On one occasion Taurus entered the port of Neo Playa near the Bulgarian border and while engaged in sinking minor shipping by gunfire, was attacked by a Bulgarian cavalry regiment using machineguns, probably the only occasion in history between such disparate opponents. Other employments included the landing of clandestine forces on Rhodes in aid of the mistaken Aegean campaign. Wingfield was awarded the DSC “for the sinking of much valuable enemy shipping and the carrying out of four bombardments”. After the collapse of Italy and a stabilized situation in the Mediterranean, Taurus, with other submarines, was sent to the Indian Ocean to reinforce the Eastern Fleet where things were at a low ebb. After a period of ill-luck and missed targets which threatened Wingfield’s tenure in command, he sank the Japanese submarine I34 bound for Penang and later had a dramatic gun battle with a submarine chaser, disabling her. He was awarded a Bar to his DSC for these actions, being the only CO to be decorated in this theatre during the latter months of 1943, when submarines were the first units of the Eastern Fleet to take the offensive. In January 1944 Taurus landed a large clandestine team on the Andaman islands and sank several small vessels by gunfire, also laying, in a minefield off Penang, a new type of half-ton mine which had some successes. Targets were becoming fewer in late 1944, and after a couple of patrols during which Wingfield “sank some small stuff around Sumatra” and was awarded a mention in dispatches, Taurus was ordered home for refit, arriving “battered but intact”.

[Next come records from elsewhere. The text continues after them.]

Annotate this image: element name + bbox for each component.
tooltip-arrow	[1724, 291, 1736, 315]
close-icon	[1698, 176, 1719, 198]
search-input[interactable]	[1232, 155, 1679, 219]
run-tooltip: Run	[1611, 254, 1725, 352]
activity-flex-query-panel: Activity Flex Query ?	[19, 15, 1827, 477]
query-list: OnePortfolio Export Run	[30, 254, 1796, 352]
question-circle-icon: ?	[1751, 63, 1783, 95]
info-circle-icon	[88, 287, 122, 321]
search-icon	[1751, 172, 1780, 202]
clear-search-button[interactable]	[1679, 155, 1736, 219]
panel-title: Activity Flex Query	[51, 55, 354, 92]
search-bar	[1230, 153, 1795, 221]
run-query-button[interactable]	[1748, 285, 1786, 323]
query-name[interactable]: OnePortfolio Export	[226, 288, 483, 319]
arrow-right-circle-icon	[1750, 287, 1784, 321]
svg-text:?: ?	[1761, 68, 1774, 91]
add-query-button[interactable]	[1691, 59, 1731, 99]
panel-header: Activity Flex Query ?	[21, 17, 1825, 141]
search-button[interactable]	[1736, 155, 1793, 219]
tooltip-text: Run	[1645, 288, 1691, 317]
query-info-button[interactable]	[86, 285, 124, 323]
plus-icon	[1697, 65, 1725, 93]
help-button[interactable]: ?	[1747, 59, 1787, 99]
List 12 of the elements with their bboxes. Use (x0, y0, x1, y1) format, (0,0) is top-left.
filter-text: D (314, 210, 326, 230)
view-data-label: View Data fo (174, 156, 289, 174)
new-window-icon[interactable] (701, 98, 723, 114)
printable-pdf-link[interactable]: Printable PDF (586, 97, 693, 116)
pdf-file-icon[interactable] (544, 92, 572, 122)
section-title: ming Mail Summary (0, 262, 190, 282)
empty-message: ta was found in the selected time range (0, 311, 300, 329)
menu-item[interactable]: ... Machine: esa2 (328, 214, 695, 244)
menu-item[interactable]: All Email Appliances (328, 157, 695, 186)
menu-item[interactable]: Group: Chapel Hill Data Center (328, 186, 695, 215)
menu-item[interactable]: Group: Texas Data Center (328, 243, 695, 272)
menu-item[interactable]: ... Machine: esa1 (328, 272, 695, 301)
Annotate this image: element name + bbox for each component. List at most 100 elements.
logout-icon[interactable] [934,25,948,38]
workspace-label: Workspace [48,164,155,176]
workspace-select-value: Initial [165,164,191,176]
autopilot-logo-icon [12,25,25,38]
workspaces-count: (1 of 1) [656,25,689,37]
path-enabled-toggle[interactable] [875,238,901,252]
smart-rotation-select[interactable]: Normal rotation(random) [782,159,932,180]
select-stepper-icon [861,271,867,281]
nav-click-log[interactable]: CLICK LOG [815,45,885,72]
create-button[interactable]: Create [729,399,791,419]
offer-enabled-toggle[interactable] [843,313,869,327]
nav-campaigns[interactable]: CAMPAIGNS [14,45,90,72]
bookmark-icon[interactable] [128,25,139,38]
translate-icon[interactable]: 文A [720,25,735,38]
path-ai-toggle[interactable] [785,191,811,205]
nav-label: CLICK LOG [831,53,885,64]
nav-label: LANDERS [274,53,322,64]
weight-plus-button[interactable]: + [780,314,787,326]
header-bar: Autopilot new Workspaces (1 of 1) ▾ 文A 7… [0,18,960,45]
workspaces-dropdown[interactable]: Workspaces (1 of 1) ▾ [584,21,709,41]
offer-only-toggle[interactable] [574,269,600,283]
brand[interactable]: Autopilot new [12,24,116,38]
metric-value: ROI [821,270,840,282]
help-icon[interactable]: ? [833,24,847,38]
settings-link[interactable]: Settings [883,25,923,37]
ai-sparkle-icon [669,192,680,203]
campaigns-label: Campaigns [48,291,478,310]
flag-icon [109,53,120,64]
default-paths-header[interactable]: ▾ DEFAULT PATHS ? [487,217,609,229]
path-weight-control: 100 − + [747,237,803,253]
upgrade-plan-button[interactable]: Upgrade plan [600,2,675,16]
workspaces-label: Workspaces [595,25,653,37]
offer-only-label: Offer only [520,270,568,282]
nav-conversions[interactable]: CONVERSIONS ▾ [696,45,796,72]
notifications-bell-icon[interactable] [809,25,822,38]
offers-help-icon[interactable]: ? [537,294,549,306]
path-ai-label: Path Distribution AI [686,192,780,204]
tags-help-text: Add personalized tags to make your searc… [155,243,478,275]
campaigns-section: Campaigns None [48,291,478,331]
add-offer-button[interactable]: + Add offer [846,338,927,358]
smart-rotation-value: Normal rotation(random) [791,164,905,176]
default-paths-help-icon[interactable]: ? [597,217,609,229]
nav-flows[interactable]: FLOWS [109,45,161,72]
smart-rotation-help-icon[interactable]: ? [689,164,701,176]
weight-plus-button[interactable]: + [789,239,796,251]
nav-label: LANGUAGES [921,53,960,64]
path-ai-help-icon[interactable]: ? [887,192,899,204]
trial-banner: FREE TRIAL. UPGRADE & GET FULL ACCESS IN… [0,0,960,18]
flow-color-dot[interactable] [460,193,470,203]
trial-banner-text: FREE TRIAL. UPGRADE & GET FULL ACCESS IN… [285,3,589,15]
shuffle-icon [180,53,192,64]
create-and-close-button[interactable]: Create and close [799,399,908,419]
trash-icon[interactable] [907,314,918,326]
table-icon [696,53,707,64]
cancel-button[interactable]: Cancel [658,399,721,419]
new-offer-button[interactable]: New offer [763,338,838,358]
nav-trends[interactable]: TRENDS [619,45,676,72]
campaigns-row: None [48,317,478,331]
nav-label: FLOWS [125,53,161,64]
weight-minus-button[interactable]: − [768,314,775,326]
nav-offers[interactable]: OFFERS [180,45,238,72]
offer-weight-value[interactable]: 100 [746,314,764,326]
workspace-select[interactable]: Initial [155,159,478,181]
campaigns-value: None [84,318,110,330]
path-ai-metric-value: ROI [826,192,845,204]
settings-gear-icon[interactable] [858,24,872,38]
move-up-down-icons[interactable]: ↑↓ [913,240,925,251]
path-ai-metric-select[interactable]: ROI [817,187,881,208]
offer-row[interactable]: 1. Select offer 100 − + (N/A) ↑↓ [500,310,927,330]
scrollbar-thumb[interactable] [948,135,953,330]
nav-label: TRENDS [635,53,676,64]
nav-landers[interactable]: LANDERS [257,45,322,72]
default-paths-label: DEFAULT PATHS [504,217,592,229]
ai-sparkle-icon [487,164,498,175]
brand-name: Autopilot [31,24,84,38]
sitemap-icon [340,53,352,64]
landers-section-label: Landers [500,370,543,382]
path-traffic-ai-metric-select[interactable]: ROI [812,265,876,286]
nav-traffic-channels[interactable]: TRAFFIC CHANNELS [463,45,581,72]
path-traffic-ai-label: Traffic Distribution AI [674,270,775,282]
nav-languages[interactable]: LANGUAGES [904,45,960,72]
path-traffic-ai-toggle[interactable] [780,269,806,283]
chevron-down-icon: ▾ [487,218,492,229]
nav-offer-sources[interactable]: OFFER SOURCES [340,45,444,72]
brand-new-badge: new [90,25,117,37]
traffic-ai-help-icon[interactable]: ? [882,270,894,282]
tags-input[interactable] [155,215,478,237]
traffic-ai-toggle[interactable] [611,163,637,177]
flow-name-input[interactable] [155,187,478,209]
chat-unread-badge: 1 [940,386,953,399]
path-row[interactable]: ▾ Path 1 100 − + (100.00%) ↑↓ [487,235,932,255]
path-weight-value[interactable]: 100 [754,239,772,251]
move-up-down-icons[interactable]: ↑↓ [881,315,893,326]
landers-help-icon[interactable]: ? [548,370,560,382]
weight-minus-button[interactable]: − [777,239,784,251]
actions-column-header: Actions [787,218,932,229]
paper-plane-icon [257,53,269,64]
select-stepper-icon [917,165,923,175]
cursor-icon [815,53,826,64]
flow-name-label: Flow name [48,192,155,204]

The end of the war in Europe was followed by the surrender of the German U-boat force, and Wingfield was placed in charge of the 25 based in Norway. He chose to command one of the new and formidable Type XXI boats on the voyage back to Scapa Flow, reckoning that the Allies had won the antisubmarine war just in time. A tour in the operations division of the Admiralty was followed by promotion to commander, and appointment to the cruiser Euryalus as second-in-command. An interesting and amusing Mediterranean commission was followed by appointment to the British naval staff in Washington, as ADC to the French admiral who was deputy NATO supreme commander in Brussels, and finally a staff job with the American navy in Norfolk, Virginia.
His appointments as a captain included command of the reserve fleet in the Clyde and naval attaché at Athens and Tel Aviv. Finally, he commanded the naval air station at Abbotsinch in Scotland, retiring from the Navy in 1962. His second career was in business. He worked in a charitable organization and was chairman of an oil supply company until it folded. Chairmanship of an insurance agency which had to go into liquidation due to embezzlement by the managing director damaged his personal finances. Nine years as marine manager, United Dominions Trust, came to an end when mortgage relief was removed from yacht purchases. He put his ship master’s certificate to good use, working as second mate in several merchant vessels, finally hanging up his seaboots in 1976.